Deep Changes in French Society Unsettle Socialist Leadership

ANALYSIS

WHEN Francois Mitterrand successfully ran for the French presidency in 1981, one of his campaign posters showed the somber Socialist candidate against the backdrop of a rural church. The message was clear: For a better, more "moral" France, put your confidence in me.

Eleven years later, as France prepares to vote in regional elections next month, Mr. Mitterrand's Socialist Party has enlisted Bernard Tapie, a flamboyant entrepreneur and owner of the Addidas sports-equipment multinational and the Marseille soccer team, to head its candidate list in the Bouches-du-Rhone region of southern France.

The juxtaposition highlights one of the changes that France and its politics have experienced in the decade since Mitterrand took office. They are changes that a worn and unpopular Mitterrand, elected until 1995, may not survive.

* The great left-right divide that has defined French domestic politics since the French Revolution more than two centuries ago has disappeared, erased by generalized middle-class living standards and economic policies dictated increasingly at the European level.

* The left's decade in power has eradicated its image as a "moral force" capable of building a better country. The resulting disillusionment has sent a growing number of the more-motivated French voters in search of "new" alternatives - including the Green movement and the extreme right - and created legions of abstainers.

* In a twist of irony, France in the Mitterrand years has experienced a sea change in its perception of money. Long considered something to be hidden, money in the 1980s lost its shameful connotation for most French and became increasingly associated with such positive concepts as growth and better living.

"A decade ago we elected as president a man who made no secret of his disdain for money, for the conjunction of private money and power, and today Mr. Tapie is a baron of the Socialist Party," says Pascal Perrineau, director of Paris's Center for Studies of French Political Life.
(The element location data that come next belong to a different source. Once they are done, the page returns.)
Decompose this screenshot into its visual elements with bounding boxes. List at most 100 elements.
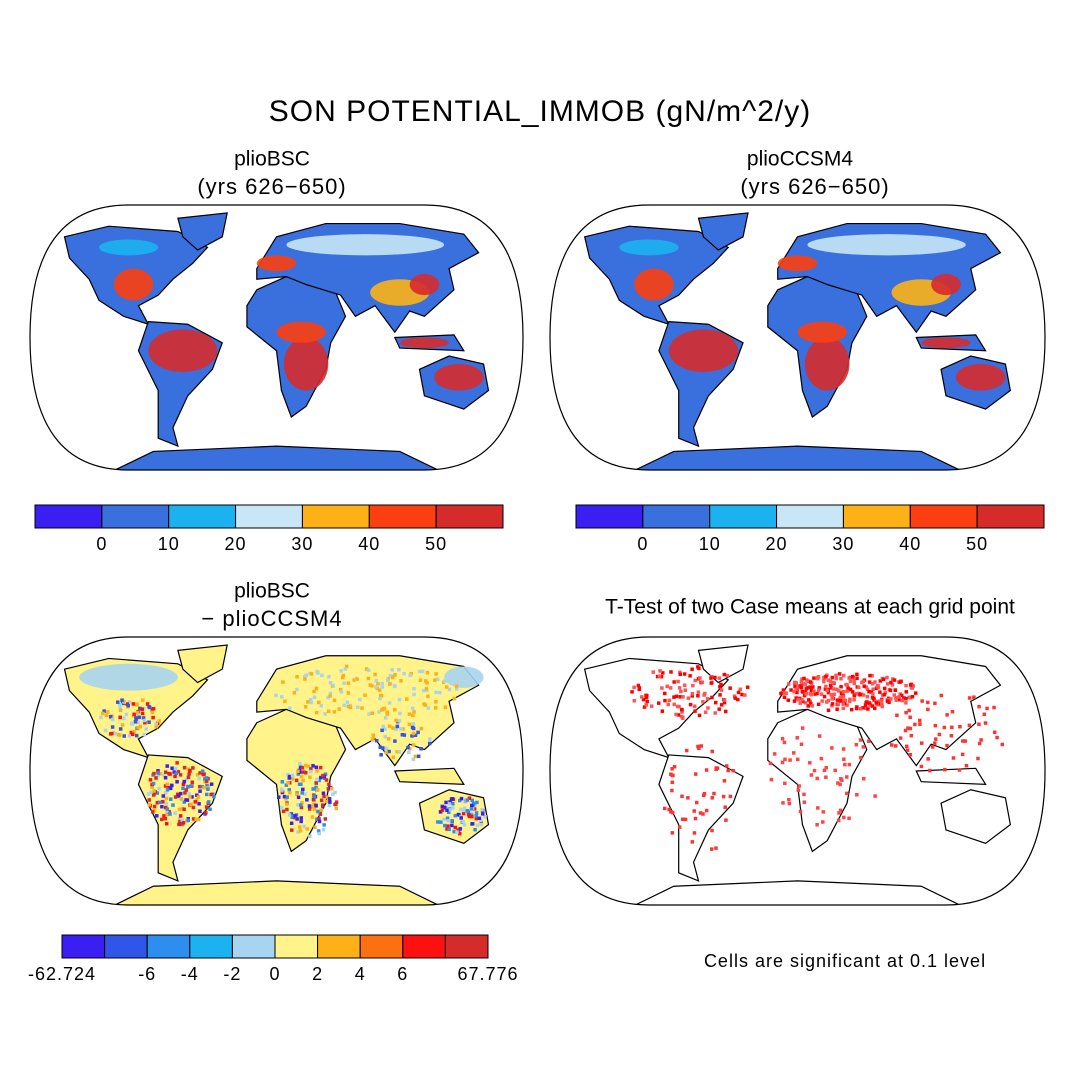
panel-subtitle: (yrs 626−650) — [197, 174, 346, 199]
grid-cell — [150, 710, 155, 715]
grid-cell — [794, 681, 798, 685]
grid-cell — [190, 780, 194, 785]
grid-cell — [995, 735, 999, 740]
grid-cell — [425, 670, 430, 675]
grid-cell — [688, 702, 693, 707]
grid-cell — [135, 733, 139, 738]
grid-cell — [111, 731, 116, 736]
grid-cell — [682, 683, 687, 688]
field-patch — [283, 337, 329, 391]
grid-cell — [326, 709, 331, 714]
grid-cell — [173, 774, 177, 779]
colorbar-box — [146, 934, 191, 959]
grid-cell — [784, 691, 788, 695]
land — [177, 644, 228, 684]
grid-cell — [150, 785, 154, 789]
grid-cell — [374, 678, 378, 683]
grid-cell — [397, 697, 402, 702]
grid-cell — [681, 716, 685, 720]
grid-cell — [889, 697, 893, 701]
grid-cell — [296, 772, 301, 776]
colorbar-tick-label: -62.724 — [28, 964, 96, 984]
grid-cell — [346, 681, 351, 685]
grid-cell — [667, 698, 672, 703]
grid-cell — [967, 723, 972, 728]
grid-cell — [850, 674, 855, 679]
grid-cell — [310, 815, 315, 819]
grid-cell — [855, 691, 860, 696]
grid-cell — [447, 802, 452, 806]
map-content — [583, 212, 1012, 470]
colorbar-box — [642, 504, 711, 529]
grid-cell — [666, 702, 670, 707]
grid-cell — [294, 778, 299, 783]
grid-cell — [182, 779, 187, 784]
field-patch — [99, 239, 159, 256]
grid-cell — [870, 695, 875, 700]
grid-cell — [172, 770, 176, 774]
grid-cell — [870, 682, 875, 686]
grid-cell — [160, 804, 164, 809]
grid-cell — [781, 801, 785, 805]
grid-cell — [848, 687, 853, 692]
grid-cell — [135, 710, 140, 715]
grid-cell — [837, 811, 841, 815]
grid-cell — [433, 678, 437, 682]
grid-cell — [867, 701, 872, 705]
grid-cell — [701, 812, 705, 816]
grid-cell — [985, 706, 989, 711]
grid-cell — [308, 697, 313, 702]
grid-cell — [289, 812, 294, 816]
grid-cell — [798, 684, 803, 688]
grid-cell — [385, 710, 389, 714]
grid-cell — [383, 716, 388, 720]
grid-cell — [132, 730, 136, 734]
grid-cell — [632, 685, 636, 690]
grid-cell — [904, 710, 908, 715]
grid-cell — [196, 795, 201, 799]
grid-cell — [280, 780, 285, 784]
grid-cell — [831, 687, 836, 691]
field-patch — [955, 364, 1006, 391]
grid-cell — [933, 723, 938, 728]
grid-cell — [286, 781, 290, 785]
map-panel — [549, 204, 1046, 471]
grid-cell — [295, 817, 299, 821]
grid-cell — [295, 674, 299, 679]
grid-cell — [868, 673, 872, 678]
grid-cell — [945, 743, 949, 748]
grid-cell — [696, 665, 700, 669]
grid-cell — [334, 800, 339, 804]
field-patch — [409, 273, 440, 296]
grid-cell — [457, 831, 462, 836]
grid-cell — [806, 704, 811, 708]
grid-cell — [798, 701, 802, 705]
field-patch — [619, 239, 679, 256]
grid-cell — [679, 689, 683, 694]
grid-cell — [854, 742, 859, 747]
grid-cell — [891, 677, 895, 681]
grid-cell — [164, 821, 169, 826]
grid-cell — [195, 773, 200, 777]
grid-cell — [668, 686, 673, 690]
grid-cell — [825, 700, 829, 704]
grid-cell — [722, 698, 727, 702]
grid-cell — [470, 814, 474, 819]
grid-cell — [816, 806, 820, 810]
grid-cell — [964, 763, 969, 768]
grid-cell — [447, 808, 452, 812]
grid-cell — [152, 808, 156, 812]
grid-cell — [740, 692, 744, 697]
grid-cell — [141, 698, 145, 702]
grid-cell — [453, 825, 458, 830]
grid-cell — [908, 695, 913, 700]
colorbar-box — [235, 504, 303, 529]
grid-cell — [672, 764, 677, 769]
grid-cell — [131, 732, 135, 737]
grid-cell — [697, 746, 701, 751]
grid-cell — [398, 711, 402, 716]
grid-cell — [852, 681, 856, 686]
grid-cell — [187, 772, 191, 776]
grid-cell — [671, 773, 675, 778]
grid-cell — [296, 769, 300, 774]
This rehabilitation of money and related concepts of profit and entrepreneurship make possible a political career for Tapie - something unimaginable 10 years ago. Even more striking, it marks a rupture with the country's deep Roman Catholic roots in favor of the Protestant influences of northern Europe.

Politically these changes have devastated the French left.

A "profound transformation" has swept the French political map, replacing the "coherent" left and right with a collection of at least six forces - the Socialists, Communists, and ecologists generally on the left and Centrists, Gaullists, and Jean Marie Le Pen's National Front (FN) to the right, says Philippe Moreau-Defarges, a political scientist with the French Institute for Foreign Relations. But none, he adds, can claim to represent a majority, even with traditional alliances.

One reason observers here are awaiting the March regional elections with great anticipation is that they will be the first national test of French voters' thinking since June 1989. They should give some clue to likely results in national parliamentary elections scheduled for spring 1993.

After a series of special partial elections across the country recently, the March regionals seem certain to reveal a greatly weakened Socialist Party, and probably stagnant traditional right-wing parties. Impressive gains are expected for the country's two principal ecology parties and for the FN.

Some analysts suggest that, depending on how many people stay away from the polls, the Socialists could find themselves only slightly ahead of the FN.

Yet analysts say the left's problems will not benefit France's traditional right until it is able to develop a coherent and distinctive message, something it so far has been unable to do. As abhorrent as his racist, nationalistic, and anti-Semitic message is to most, Mr. Le Pen is providing a lesson in this regard.

No one will be watching the March results closer than Mitterrand. Depending on the outcome, he could decide to drop his unpopular prime minister, Edith Cresson, for someone he believes could improve the Socialists' prospects before parliamentary elections. With an ineffective Socialist majority in the National Assembly, he could call early parliamentary elections. He could even step down from office early, some observers say.

The Socialists' slide is irreversible, according to most analysts. They remain saddled with a 1981 image that they have betrayed. "They came to office championing the virtues of the state, but they have embraced private enterprise," says Mr. Moreau-Defarges. "They touted French difference and independence, but pushed European integration and international cooperation to new heights."

Other factors are the multiplying financial and management scandals tarnishing the Socialist Party's image. "It's not that other parties don't have their scandals, but the Socialists presented themselves as different," says Perrineau. "As their claims of virtue began to ring hollow, the electorate judged them more severely."

The dangers for France in this period of political recomposition cannot be ignored, analysts say. With neither the traditional right nor left able to command a legislative majority, France risks becoming increasingly lost in internal affairs as important changes continue across Europe.

"We could end up with a dragging, flaccid political direction, with complaints about an increasingly aggressive Germany, for example," says Moreau-Defarges, "but no viable response for managing the domination."

Others warn that without clearly defined political imperatives and an opposition to battle against, the French could sink deeper into what writer Pascal Bruckner calls "democratic melancholy" typified by growing estrangement from their country's democratic process - even as countries in Eastern Europe and beyond strive to develop their own democratic institutions.